Here are two fragments from the lost Euripidean Bellerophon in which the eponymous hero denies that the gods exist. He does not seem to say that there are no gods at all, but his complaints are like those of Xenophanes who complains about the misbehavior of Homer’s gods.

Instead, Bellerophon’s complaints are based on the fact that since the world seems unjust and the gods are supposed to ensure justice, therefore they must not exist (either totally or in the form man makes them).

Euripides, fr.286.1-7 (Bellerophon)

“Is there anyone who thinks there are gods in heaven?
There are not. There are not, for any man who wishes
Not to be a fool and trust some ancient story.
Look at it yourselves, don’t make up your mind
Because of my words. I think that tyranny
Kills so many men and steals their possessions
And that men break their oaths by sacking cities.
But the men who do such things are more fortunate
Than those who live each die piously, at peace.
I know that small cities honor the gods,
Cities that obey stronger more impious men
Because they are overpowered by the strength of their arms.”

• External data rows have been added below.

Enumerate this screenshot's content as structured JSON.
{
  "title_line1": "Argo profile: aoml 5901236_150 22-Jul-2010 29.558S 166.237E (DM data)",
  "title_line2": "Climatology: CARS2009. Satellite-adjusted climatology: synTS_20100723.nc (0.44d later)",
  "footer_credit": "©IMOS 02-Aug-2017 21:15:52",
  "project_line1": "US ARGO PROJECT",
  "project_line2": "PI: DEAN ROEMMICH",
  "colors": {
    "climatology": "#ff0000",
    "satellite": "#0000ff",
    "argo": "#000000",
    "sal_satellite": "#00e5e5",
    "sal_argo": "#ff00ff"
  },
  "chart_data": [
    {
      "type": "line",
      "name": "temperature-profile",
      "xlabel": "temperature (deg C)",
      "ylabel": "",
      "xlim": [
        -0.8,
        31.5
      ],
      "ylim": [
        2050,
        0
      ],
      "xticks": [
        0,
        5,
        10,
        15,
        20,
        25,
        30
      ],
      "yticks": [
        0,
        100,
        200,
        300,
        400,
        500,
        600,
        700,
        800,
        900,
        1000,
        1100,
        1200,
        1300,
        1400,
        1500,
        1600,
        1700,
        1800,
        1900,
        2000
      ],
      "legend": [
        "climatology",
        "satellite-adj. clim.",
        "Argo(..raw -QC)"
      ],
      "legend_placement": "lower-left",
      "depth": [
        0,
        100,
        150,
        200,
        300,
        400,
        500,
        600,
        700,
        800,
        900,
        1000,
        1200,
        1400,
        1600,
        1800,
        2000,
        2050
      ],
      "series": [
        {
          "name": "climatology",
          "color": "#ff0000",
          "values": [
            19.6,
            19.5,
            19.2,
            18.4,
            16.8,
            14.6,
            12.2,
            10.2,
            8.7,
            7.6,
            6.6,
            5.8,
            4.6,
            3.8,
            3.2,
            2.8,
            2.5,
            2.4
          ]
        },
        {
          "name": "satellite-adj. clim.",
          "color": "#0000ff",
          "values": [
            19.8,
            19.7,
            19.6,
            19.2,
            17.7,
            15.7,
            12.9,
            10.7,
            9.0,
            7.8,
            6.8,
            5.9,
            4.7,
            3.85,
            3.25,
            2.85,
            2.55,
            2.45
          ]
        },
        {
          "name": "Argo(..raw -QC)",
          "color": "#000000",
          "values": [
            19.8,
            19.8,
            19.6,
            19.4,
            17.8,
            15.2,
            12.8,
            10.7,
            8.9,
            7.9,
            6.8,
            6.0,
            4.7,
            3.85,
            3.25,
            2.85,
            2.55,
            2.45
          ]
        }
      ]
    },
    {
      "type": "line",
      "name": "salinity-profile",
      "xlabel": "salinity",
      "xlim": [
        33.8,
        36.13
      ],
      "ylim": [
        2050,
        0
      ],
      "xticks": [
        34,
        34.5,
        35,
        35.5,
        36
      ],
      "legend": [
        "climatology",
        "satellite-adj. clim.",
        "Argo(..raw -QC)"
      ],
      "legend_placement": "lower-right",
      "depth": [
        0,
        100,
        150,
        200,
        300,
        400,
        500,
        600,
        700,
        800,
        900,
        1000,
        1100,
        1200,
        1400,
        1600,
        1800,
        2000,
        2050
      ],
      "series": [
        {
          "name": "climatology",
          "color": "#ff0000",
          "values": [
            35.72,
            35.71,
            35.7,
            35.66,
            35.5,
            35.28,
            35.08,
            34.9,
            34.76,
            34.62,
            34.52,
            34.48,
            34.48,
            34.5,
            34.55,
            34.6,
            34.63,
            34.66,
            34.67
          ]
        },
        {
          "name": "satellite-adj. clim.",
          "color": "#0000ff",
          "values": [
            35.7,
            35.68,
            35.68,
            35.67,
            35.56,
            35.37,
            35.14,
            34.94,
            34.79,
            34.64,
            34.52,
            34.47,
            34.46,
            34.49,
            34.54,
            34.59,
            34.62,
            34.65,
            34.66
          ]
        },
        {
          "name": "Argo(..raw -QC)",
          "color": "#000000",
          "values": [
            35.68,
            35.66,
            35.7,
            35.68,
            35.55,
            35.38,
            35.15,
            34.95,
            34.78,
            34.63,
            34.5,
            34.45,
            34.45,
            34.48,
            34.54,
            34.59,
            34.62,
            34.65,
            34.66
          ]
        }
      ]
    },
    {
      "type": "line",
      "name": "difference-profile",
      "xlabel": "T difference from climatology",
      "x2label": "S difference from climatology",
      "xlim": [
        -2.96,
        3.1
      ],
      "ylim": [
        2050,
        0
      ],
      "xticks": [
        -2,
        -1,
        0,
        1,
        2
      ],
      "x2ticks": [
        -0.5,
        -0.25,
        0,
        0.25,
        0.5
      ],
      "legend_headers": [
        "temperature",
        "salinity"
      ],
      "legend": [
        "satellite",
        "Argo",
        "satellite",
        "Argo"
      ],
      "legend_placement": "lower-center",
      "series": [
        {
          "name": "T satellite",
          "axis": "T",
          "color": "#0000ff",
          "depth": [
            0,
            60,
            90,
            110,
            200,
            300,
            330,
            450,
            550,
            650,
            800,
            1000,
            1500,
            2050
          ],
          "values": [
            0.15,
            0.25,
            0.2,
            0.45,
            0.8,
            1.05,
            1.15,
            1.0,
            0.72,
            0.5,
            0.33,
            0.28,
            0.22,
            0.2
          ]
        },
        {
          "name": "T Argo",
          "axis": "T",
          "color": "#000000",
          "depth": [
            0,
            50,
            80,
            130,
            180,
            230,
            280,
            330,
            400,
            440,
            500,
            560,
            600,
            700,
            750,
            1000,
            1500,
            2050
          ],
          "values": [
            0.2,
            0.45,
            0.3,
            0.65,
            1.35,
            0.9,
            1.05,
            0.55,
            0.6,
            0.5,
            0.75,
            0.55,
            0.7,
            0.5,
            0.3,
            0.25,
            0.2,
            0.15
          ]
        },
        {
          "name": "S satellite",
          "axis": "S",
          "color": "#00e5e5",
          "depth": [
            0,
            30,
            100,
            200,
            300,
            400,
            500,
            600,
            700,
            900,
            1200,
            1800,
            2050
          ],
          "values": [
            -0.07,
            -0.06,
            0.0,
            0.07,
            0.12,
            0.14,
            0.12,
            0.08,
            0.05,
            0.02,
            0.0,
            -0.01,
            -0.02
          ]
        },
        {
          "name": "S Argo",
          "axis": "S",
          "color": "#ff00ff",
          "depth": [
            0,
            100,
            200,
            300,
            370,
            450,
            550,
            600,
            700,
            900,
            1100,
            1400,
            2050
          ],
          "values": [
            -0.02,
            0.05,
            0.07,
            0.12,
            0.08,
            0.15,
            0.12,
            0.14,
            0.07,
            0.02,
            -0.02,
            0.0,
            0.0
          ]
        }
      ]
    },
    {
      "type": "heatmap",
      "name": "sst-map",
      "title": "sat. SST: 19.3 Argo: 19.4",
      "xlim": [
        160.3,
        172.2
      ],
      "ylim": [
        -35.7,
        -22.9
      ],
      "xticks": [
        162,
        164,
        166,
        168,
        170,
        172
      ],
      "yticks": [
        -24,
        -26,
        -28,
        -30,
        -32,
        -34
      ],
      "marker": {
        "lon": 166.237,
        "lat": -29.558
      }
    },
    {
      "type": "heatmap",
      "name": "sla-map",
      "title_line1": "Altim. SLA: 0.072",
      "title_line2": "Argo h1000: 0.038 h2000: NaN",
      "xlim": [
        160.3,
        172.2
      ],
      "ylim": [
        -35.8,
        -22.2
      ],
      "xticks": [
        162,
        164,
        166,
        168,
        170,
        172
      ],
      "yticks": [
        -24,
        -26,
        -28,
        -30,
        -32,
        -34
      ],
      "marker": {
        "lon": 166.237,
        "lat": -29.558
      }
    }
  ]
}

φησίν τις εἶναι δῆτ’ ἐν οὐρανῷ θεούς;
οὐκ εἰσίν, οὐκ εἴσ’, εἴ τις ἀνθρώπων θέλει
μὴ τῷ παλαιῷ μῶρος ὢν χρῆσθαι λόγῳ.
σκέψασθε δ’ αὐτοί, μὴ ἐπὶ τοῖς ἐμοῖς λόγοις
γνώμην ἔχοντες. φήμ’ ἐγὼ τυραννίδα
κτείνειν τε πλείστους κτημάτων τ’ ἀποστερεῖν
ὅρκους τε παραβαίνοντας ἐκπορθεῖν πόλεις•
καὶ ταῦτα δρῶντες μᾶλλόν εἰσ’ εὐδαίμονες
τῶν εὐσεβούντων ἡσυχῇ καθ’ ἡμέραν.
πόλεις τε μικρὰς οἶδα τιμώσας θεούς,
αἳ μειζόνων κλύουσι δυσσεβεστέρων
λόγχης ἀριθμῷ πλείονος κρατούμεναι.

Euripides, fr. 292.6 (Bellerophon)

“If the gods do a shameful thing, they are not gods.”

εἰ θεοί τι δρῶσιν αἰσχρόν, οὐκ εἰσὶν θεοί.

Lucian, The Assembly of the Gods, 5: Too Many Laughable, Strange Deities!

“Should we be surprised if men dismiss us when they see such mockable and annoying gods?”



Εἶτα θαυμάζομεν εἰ καταφρονοῦσιν ἡμῶν οἱ ἄνθρωποι ὁρῶντες οὕτω γελοίους θεοὺς καὶ τεραστίους;

In this dialogue, Lucian imagine the gods assembling to debate the strange and countless gods worshipped throughout the world and the concomitant loss of Olympian dignity and human reverence. The gods vote to clean out the divine ranks.